The Informal Will
There are formal requirements for making a valid will. Section 6 of the Succession Act 2006 (NSW) (the Act) provides that a will is not valid unless:
it is in writing and signed by the testator (will-maker) or another person in their presence and at their direction;
the signature of the testator is made in the presence of two or more witnesses; and
at least two of those witnesses attest and sign the will in the presence of the testator.
However, there are certain circumstances in which a will that was not executed in accordance with these requirements will still be regarded as valid. A will that does not comply with the formal requirements is known as an ‘informal will’.
Section 8 of the Act sets out the criteria that the Courts have regard to in deciding whether a will which does not meet the above requirements should be regarded as an informal will. Other than not being executed as per section 6 of the Succession Act 2006 (NSW), an informal will must be:
Which purports to state the testamentary intentions of the deceased; and
Was intended by the deceased to form their will.
We will examine each of these elements.
The term document is broadly defined in Section 21 of the Interpretation Act 1987 (NSW) to include any record of information. There has now been a series of cases wherein an electronic document has been accepted as informal wills. For example, in Yazbek v Yazbek  NSWSC 594, a document found on the deceased’s computer after their death was admitted to Probate as an informal will.
Which Purports to State the Testamentary Intentions of the Deceased
Testamentary intentions are intentions with regard to the disposition of one’s property upon their death. Such intentions can be contrasted with the intention to make a gift which is not conditional on the death of the gift maker.

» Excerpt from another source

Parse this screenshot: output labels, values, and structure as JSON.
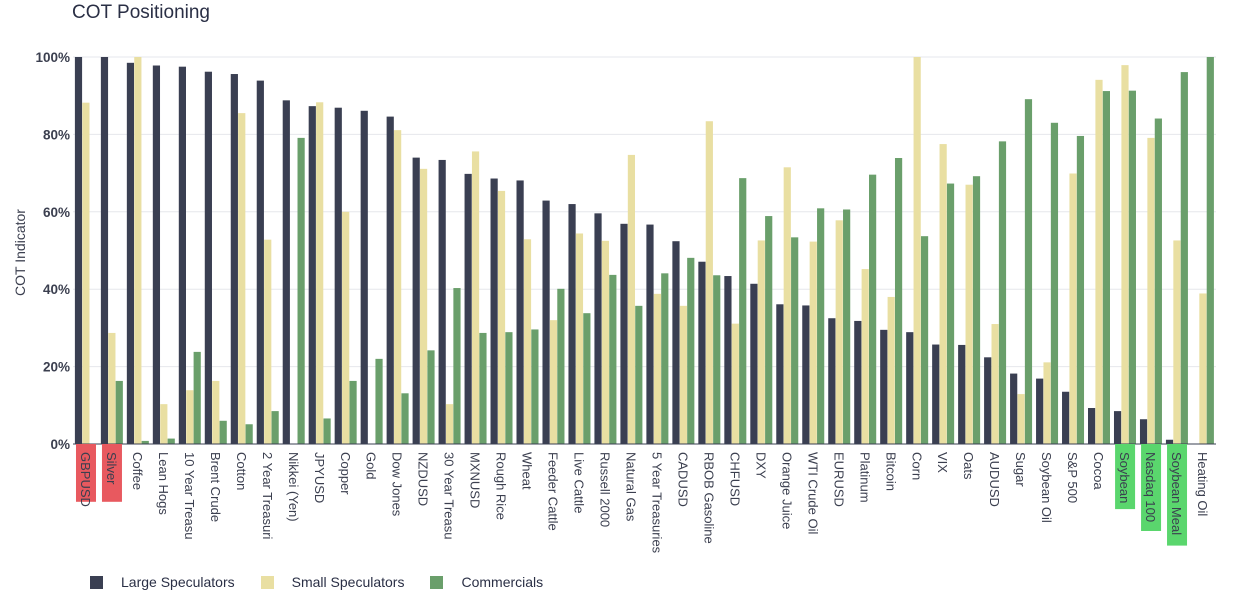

Intended by the Deceased to Form their Will
The final element is that the deceased intended the actual informal document itself to be their will.
The recent Court of Appeal decision in Rodny v Weisbord  NSWCA 22 explains this further. That case involved a will drafted for the deceased by her solicitor, but never signed by her. After her death, her son attempted to have the draft will Probated. The Court held that the deceased did not intend for the draft will itself to form her will, as it constituted no more than instructions or a note of her instructions.
Hence, the question is not whether an unsigned document expresses the wishes of the deceased, but whether it was intended without more to be a will.
As may be expected, this is the requirement which is the most difficult to meet because the person whose intentions are being interrogated is no longer living.
One scenario in which this criterion may be met quite easily is when a testator creates what they believed was a formal will but through mistake or accident, it failed to meet the criteria of Section 6 of the Act. For example, if a will which otherwise met the requirements had only been signed by one witness. Plainly in such a situation, the testator intended the document to form their will, and thus this criterion is easily overcome.
However, the task is more difficult in relation to a document which the testator knows does not meet the formal requirements but nevertheless may have intended to operate as a will. Further complicating matters is that documents can now exist in purely electronic form. Where a testator has approved of a will in an electronic form and all that is left is for them to print and sign it, do they intend for it to form their will? Or is the contemplation of a further date on which they will print and sign enough to say that they didn’t intend the electronic document to form their will?
These questions are not definitively answered in NSW law, and either conclusion is possible depending on the individual facts of a particular case.
How Do Courts Work Out the Deceased’s Intention?
In determining whether the deceased intended the actual document to form their will, the Court may have regard to:
any evidence relating to the manner in which the document was executed;
any evidence of the intentions of the deceased (including statements); and
any other matter it considers relevant.
Section 8 of the Act provides a helpful failsafe for those who die suddenly or unexpectedly and had contemplated the disposition of their assets but had not progressed to formalising their wishes. However, there remains a lot of uncertainty in the area of informal wills, especially as we proceed further into the digital age, and so it is always best practice to keep an up to date and validly executed will somewhere safe.